A probability distribution π is stationary for a Markov chain with transition kernel P if π = πP, or equivalently ∫π(dx)P(x, A) = π(A) for all measurable A. For irreducible aperiodic chains, the distribution converges to a unique stationary distribution. Stationary distributions characterize long-run behavior.
From your study of Markov chains, you know the chain's state at each step depends only on the current state (the Markov property), and the transition matrix P describes how probability flows between states. If you start in state i, you are in state j after one step with probability P_{ij}. If you start with a distribution π₀ over states (a row vector), then after one step the distribution is π₀P, after two steps it is π₀P², and so on. A stationary distribution π is one that doesn't change: πP = π. If you start in a stationary distribution, you stay there forever.
The stationary distribution is a fixed point of the map π ↦ πP. In matrix terms, π is a left eigenvector of P with eigenvalue 1. Since every row of P sums to 1 (each state transitions somewhere), it is guaranteed that 1 is an eigenvalue — so a stationary distribution always exists (for finite chains).
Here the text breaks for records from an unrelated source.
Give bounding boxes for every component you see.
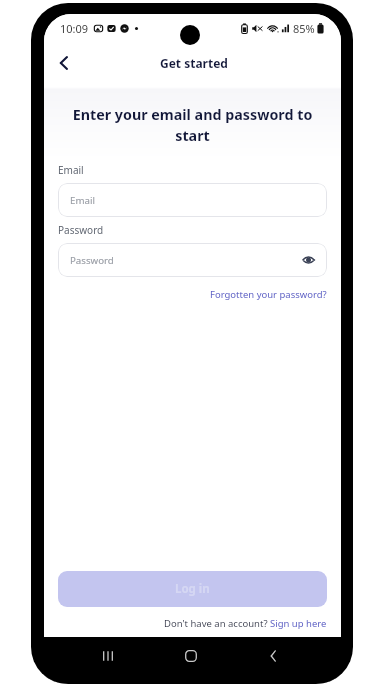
button[interactable]: Back [47,46,81,80]
staticText: 85% [293,21,315,36]
button[interactable]: Show password [297,249,319,271]
staticText: Password [58,223,104,237]
staticText: Log in [175,581,210,597]
staticText: Get started [160,55,228,71]
button[interactable]: Email [58,183,327,217]
staticText: Enter your email and password to start [66,105,319,146]
button[interactable]: Sign up here [270,617,327,630]
staticText: Email [58,163,84,177]
staticText: Email [70,194,95,207]
staticText: Don't have an account? [164,617,270,630]
button[interactable]: Back [254,636,294,676]
button[interactable]: Password [58,243,327,277]
button[interactable]: Recents [88,636,128,676]
button[interactable]: Log in [58,571,327,607]
staticText: Password [70,254,114,267]
button[interactable]: Home [171,636,211,676]
button[interactable]: Forgotten your password? [210,288,327,301]
staticText: 10:09 [60,21,89,36]
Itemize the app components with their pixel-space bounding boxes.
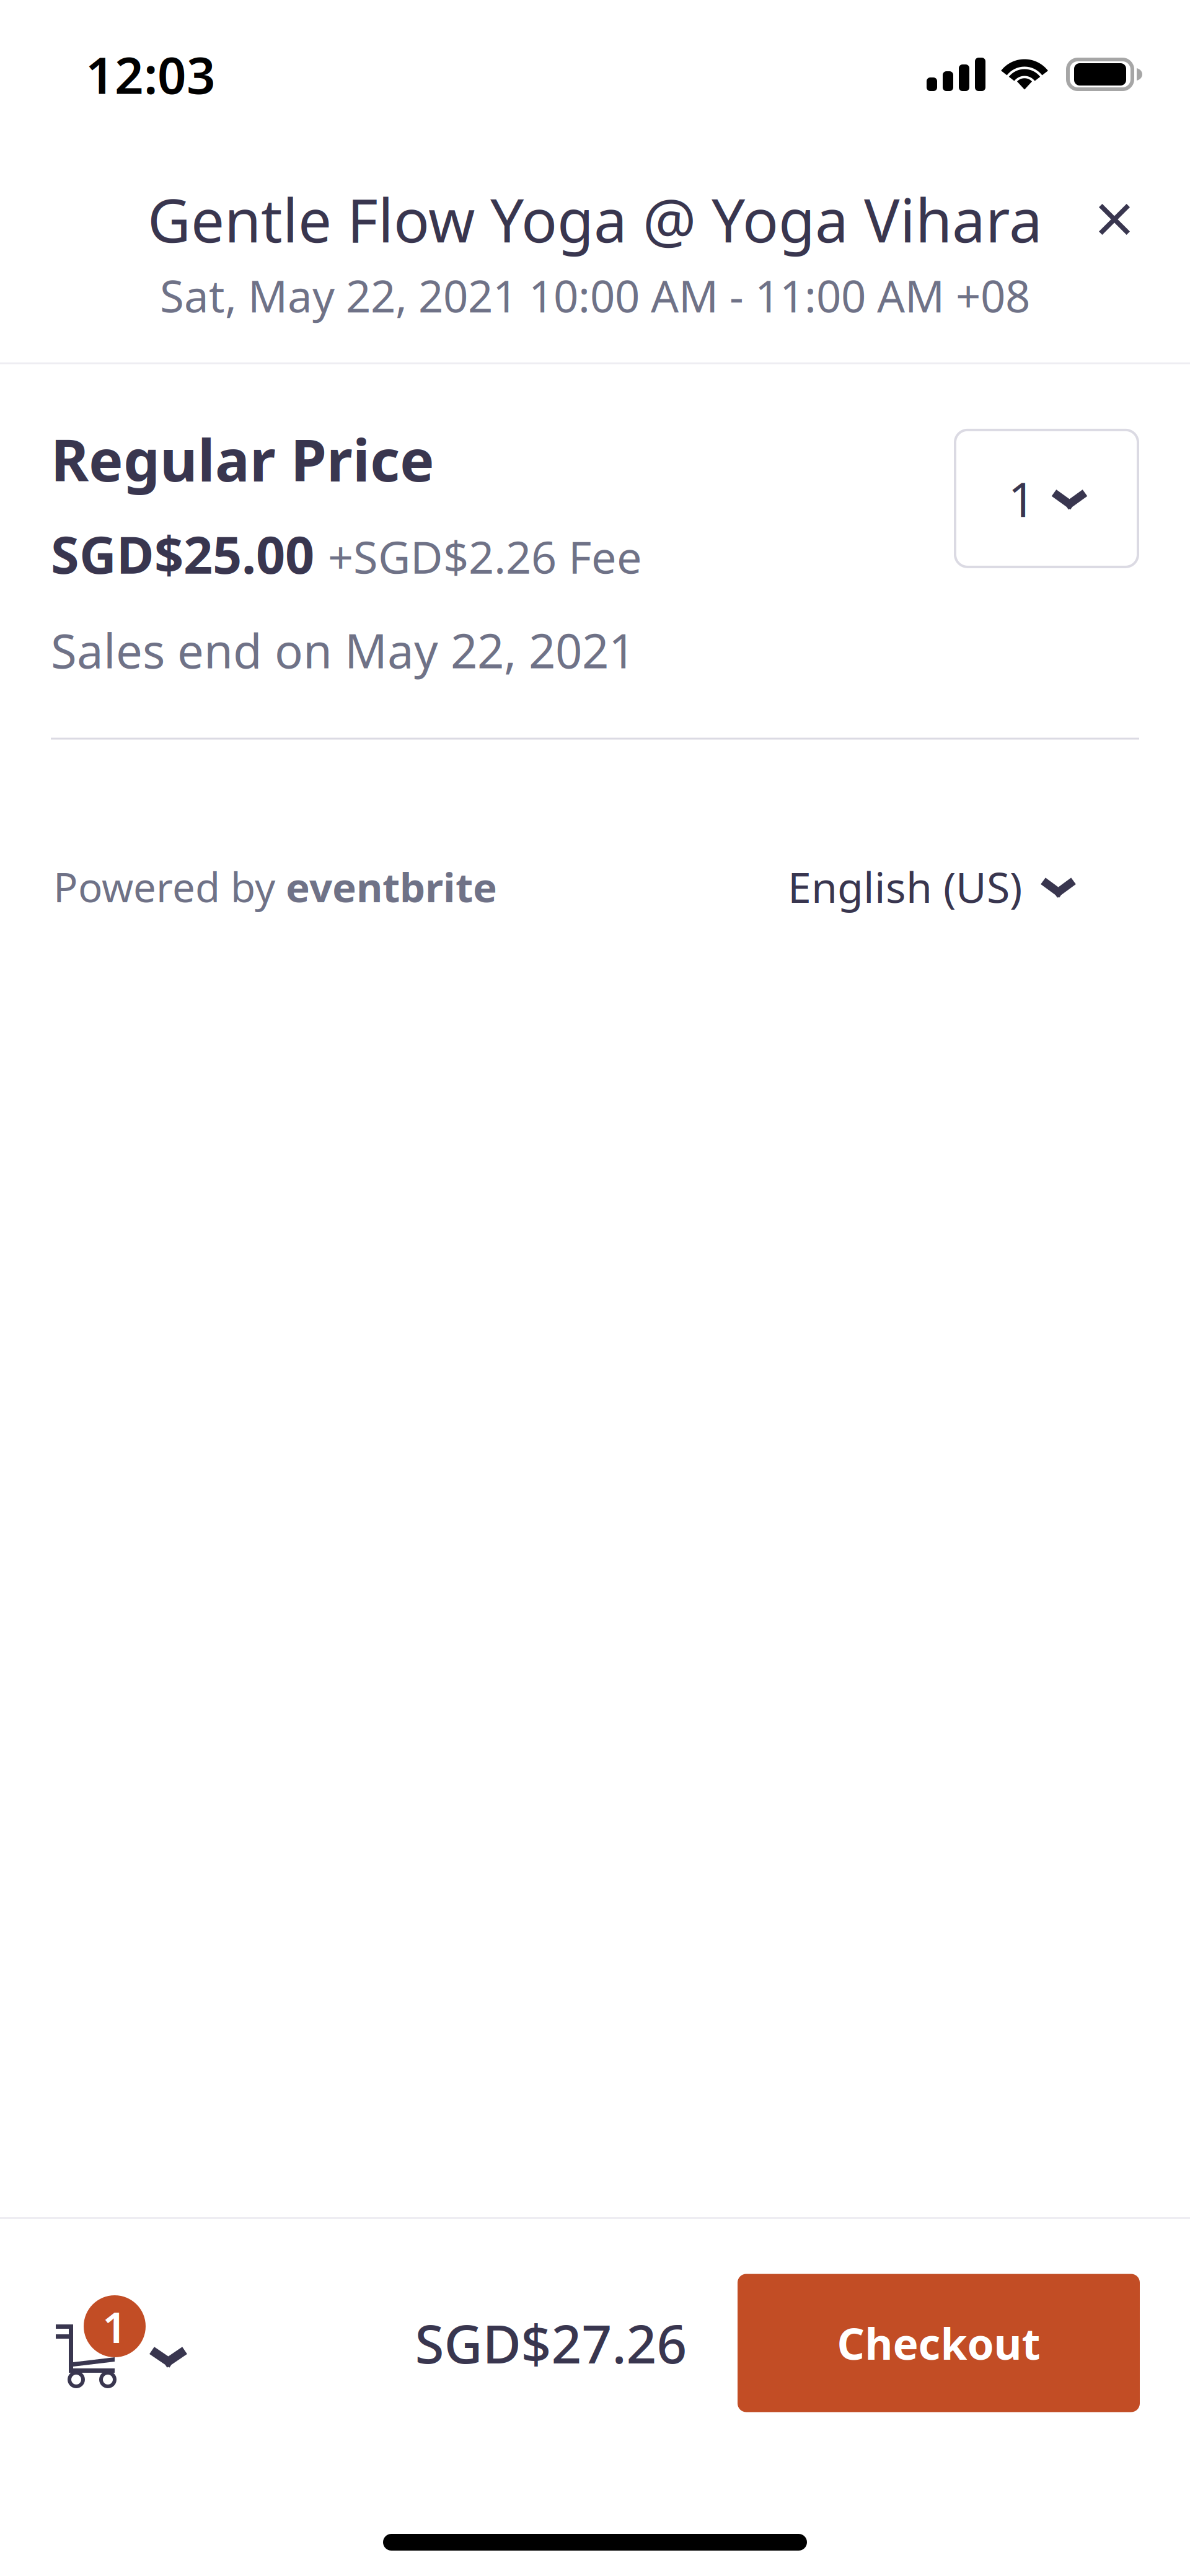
staticText: 1	[1008, 467, 1035, 530]
staticText: Sat, May 22, 2021 10:00 AM - 11:00 AM +0…	[160, 266, 1030, 325]
button[interactable]: Close	[1076, 181, 1153, 258]
button[interactable]: Cart, 1 item	[56, 2267, 185, 2419]
staticText: 12:03	[86, 41, 216, 108]
staticText: English (US)	[788, 859, 1022, 915]
button[interactable]: English (US)	[788, 859, 1073, 915]
button[interactable]: Checkout	[738, 2274, 1140, 2412]
staticText: 1	[102, 2298, 127, 2355]
button[interactable]: Quantity, 1	[955, 421, 1138, 567]
staticText: Powered by	[53, 860, 286, 913]
staticText: Regular Price	[51, 421, 434, 497]
staticText: Checkout	[837, 2314, 1040, 2372]
staticText: Gentle Flow Yoga @ Yoga Vihara	[148, 180, 1042, 259]
staticText: Sales end on May 22, 2021	[51, 619, 635, 681]
staticText: SGD$27.26	[415, 2308, 687, 2378]
staticText: eventbrite	[286, 860, 497, 913]
staticText: +SGD$2.26 Fee	[328, 527, 642, 586]
staticText: SGD$25.00	[51, 520, 314, 588]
The interesting question is whether it is *unique* and whether the chain *converges* to it from any starting distribution. For a finite, irreducible (every state reachable from every other) and aperiodic (no cyclic trapping) chain, the answer to both is yes. This is the fundamental convergence theorem: P^n_{ij} → π_j as n → ∞, regardless of the starting state i.
A powerful sufficient condition for finding stationary distributions is detailed balance: π_i P_{ij} = π_j P_{ji} for all pairs i, j. This says the flow of probability from i to j equals the flow from j to i — a microscopic equilibrium. Any distribution satisfying detailed balance is automatically stationary (summing over j on both sides gives πP = π). Detailed balance is easier to verify than the full stationary equation and is the foundation for Markov Chain Monte Carlo (MCMC) algorithms, where you *design* a transition kernel whose stationary distribution is a target distribution you want to sample from.
For chains with infinitely many states (continuous state spaces), the story is more subtle — existence requires additional conditions, and convergence may be much slower. But the core intuition persists: the stationary distribution is the long-run fraction of time spent in each state, the "equilibrium" that the chain approaches. If you run a Markov chain long enough (past its mixing time), any sample from it looks approximately like a draw from π. This is the insight that makes Markov chains practical: if direct sampling from a distribution is hard, you can often construct a chain with that distribution as its stationary distribution and sample by simulating the chain.